Fast die Hälfte der Gelben Tonne landet im Müllofen

Fleißig trennen die Deutschen den Müll. Doch viel Plastik wandert dann doch in den Verbrennungsofen.
Fleißig trennen die Deutschen den Müll. Doch viel Plastik wandert dann doch in den Verbrennungsofen.
Foto: Marijan Murat
Was wir bereits wissen
Fast 45 Prozent der Verpackungsabfälle, die von den Haushalten gesammelt werden, landen in der Verbrennungsanlage und werden nicht wiederverwertet.

Düsseldorf.. Knapp die Hälfte der Verpackungsabfälle aus der gelben Tonne landet in der Verbrennungsanlage und wird nicht wiederverwertet. Diese Quote gab das Bundesumweltministerium am Dienstag auf Anfrage der Oberhausener Grünen-Bundestagsabgeordneten Bärbel Höhn bekannt.

Der sogenannten energetischen Verwertung im Müllofen seien im Jahr 2013 rund 45,6 Prozent der Verpackungen zugeführt worden und 2014 noch immer rund 44,1 Prozent, erklärte das Bundesumweltministerium. „Das System der gelben Tonne funktioniert hinten und vorne nicht“, kritisierte Höhn. Vor allem die Recycling-Quote bei Plastik müsse dringend bundesweit verpflichtend angehoben werden. „Sonst fühlt man sich als Mülltrenner sehr schnell veräppelt, wenn ein großer Teil des Mülls wie bei der grauen Tonne in der Verbrennung landet“, so Höhn.

Glas und Papier mit Recycling-Quoten von mehr als 80 Prozent

Auch NRW-Umweltminister Johannes Remmel (Grüne) forderte am Dienstag höhere Recycling-Quoten für Kunststoff-Abfälle.
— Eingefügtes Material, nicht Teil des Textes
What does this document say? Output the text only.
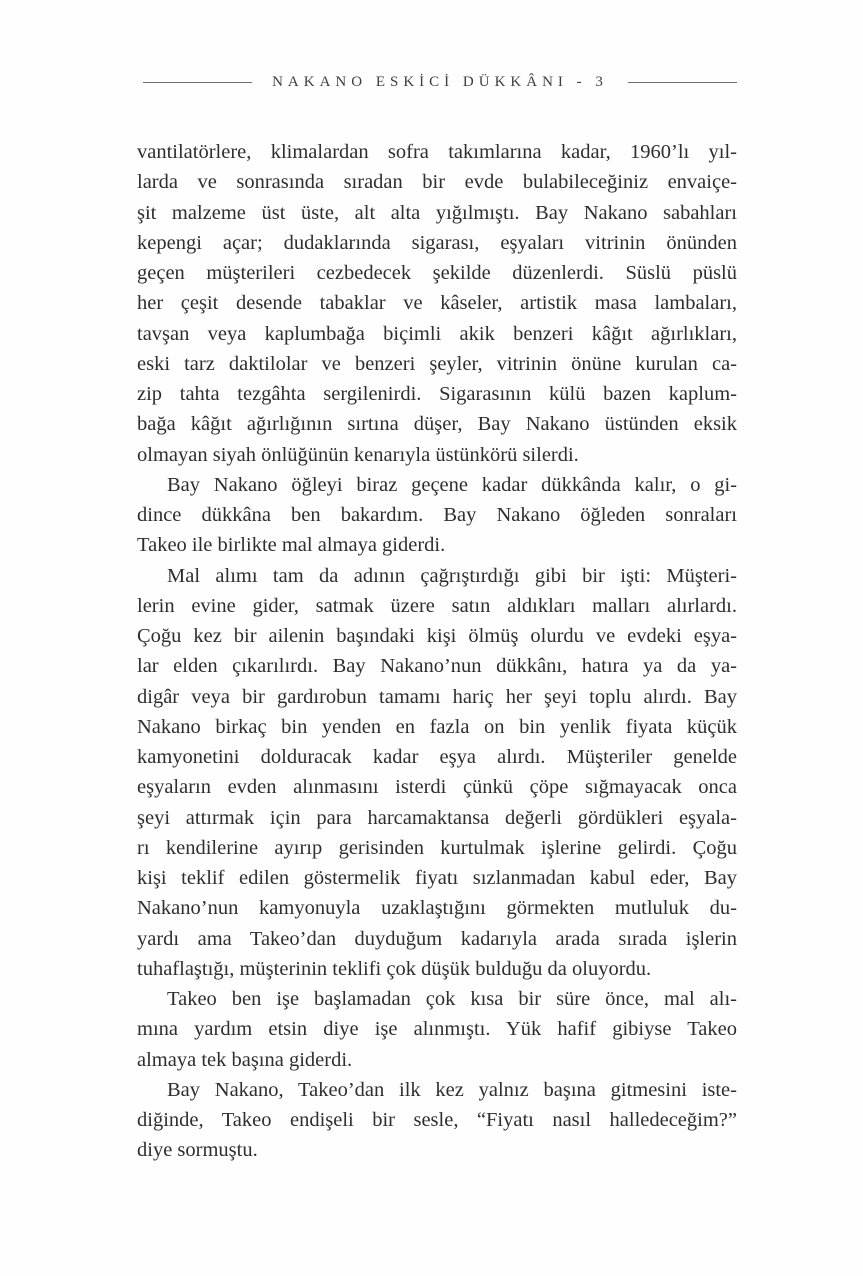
NAKANO ESKİCİ DÜKKÂNI - 3
vantilatörlere, klimalardan sofra takımlarına kadar, 1960’lı yıl-
larda ve sonrasında sıradan bir evde bulabileceğiniz envaiçe-
şit malzeme üst üste, alt alta yığılmıştı. Bay Nakano sabahları
kepengi açar; dudaklarında sigarası, eşyaları vitrinin önünden
geçen müşterileri cezbedecek şekilde düzenlerdi. Süslü püslü
her çeşit desende tabaklar ve kâseler, artistik masa lambaları,
tavşan veya kaplumbağa biçimli akik benzeri kâğıt ağırlıkları,
eski tarz daktilolar ve benzeri şeyler, vitrinin önüne kurulan ca-
zip tahta tezgâhta sergilenirdi. Sigarasının külü bazen kaplum-
bağa kâğıt ağırlığının sırtına düşer, Bay Nakano üstünden eksik
olmayan siyah önlüğünün kenarıyla üstünkörü silerdi.
Bay Nakano öğleyi biraz geçene kadar dükkânda kalır, o gi-
dince dükkâna ben bakardım. Bay Nakano öğleden sonraları
Takeo ile birlikte mal almaya giderdi.
Mal alımı tam da adının çağrıştırdığı gibi bir işti: Müşteri-
lerin evine gider, satmak üzere satın aldıkları malları alırlardı.
Çoğu kez bir ailenin başındaki kişi ölmüş olurdu ve evdeki eşya-
lar elden çıkarılırdı. Bay Nakano’nun dükkânı, hatıra ya da ya-
digâr veya bir gardırobun tamamı hariç her şeyi toplu alırdı. Bay
Nakano birkaç bin yenden en fazla on bin yenlik fiyata küçük
kamyonetini dolduracak kadar eşya alırdı. Müşteriler genelde
eşyaların evden alınmasını isterdi çünkü çöpe sığmayacak onca
şeyi attırmak için para harcamaktansa değerli gördükleri eşyala-
rı kendilerine ayırıp gerisinden kurtulmak işlerine gelirdi. Çoğu
kişi teklif edilen göstermelik fiyatı sızlanmadan kabul eder, Bay
Nakano’nun kamyonuyla uzaklaştığını görmekten mutluluk du-
yardı ama Takeo’dan duyduğum kadarıyla arada sırada işlerin
tuhaflaştığı, müşterinin teklifi çok düşük bulduğu da oluyordu.
Takeo ben işe başlamadan çok kısa bir süre önce, mal alı-
mına yardım etsin diye işe alınmıştı. Yük hafif gibiyse Takeo
almaya tek başına giderdi.
Bay Nakano, Takeo’dan ilk kez yalnız başına gitmesini iste-
diğinde, Takeo endişeli bir sesle, “Fiyatı nasıl halledeceğim?”
diye sormuştu.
Die Bundesregierung sei gefordert, endlich ein umfassendes integriertes Wertstoffgesetz vorzulegen, mit dem ein nachhaltiges Recycling von Wertstoffen erreicht werden könne, so Remmel gegenüber dieser Redaktion. Die Länder verlangten bislang vergeblich eine umfassendere Wertstoff-Sammlung und -Verwertung in kommunaler Regie. Kritiker befürchten dadurch deutlich steigende Kosten.

Ressourcen Bislang sieht die Verpackungsverordnung des Bundes bei Kunststoffen, die den Großteil der gelben Tonnen in Deutschland befüllen, nur eine Recycling-Quote von 22,5 Prozent vor. Viele gespülte und gesammelte Joghurtbecher werden also am Ende verfeuert. Angesichts niedriger Verbrennungspreise für Industrieabfälle von rund 100 Euro pro Tonne rechnet sich die weitaus teurere Wiederverwertung von Kunststoffen nicht. Allein in NRW stehen laut Höhn zurzeit 100 Sortieranlagen still, weil die Verbrennungspreise so niedrig seien. Bei den wertvolleren Metalldosen werden deutlich höhere Recycling-Werte erzielt.

Das Bundesumweltministerium plant aktuell ein neues Verpackungsgesetz, das für einen Anstieg der Recycling-Quote bei Kunststoffen auf 55 Prozent ab 2019 sorgen soll.

Bislang werden nur bei Glas und Papier Recycling-Quoten von mehr als 80 Prozent erzielt.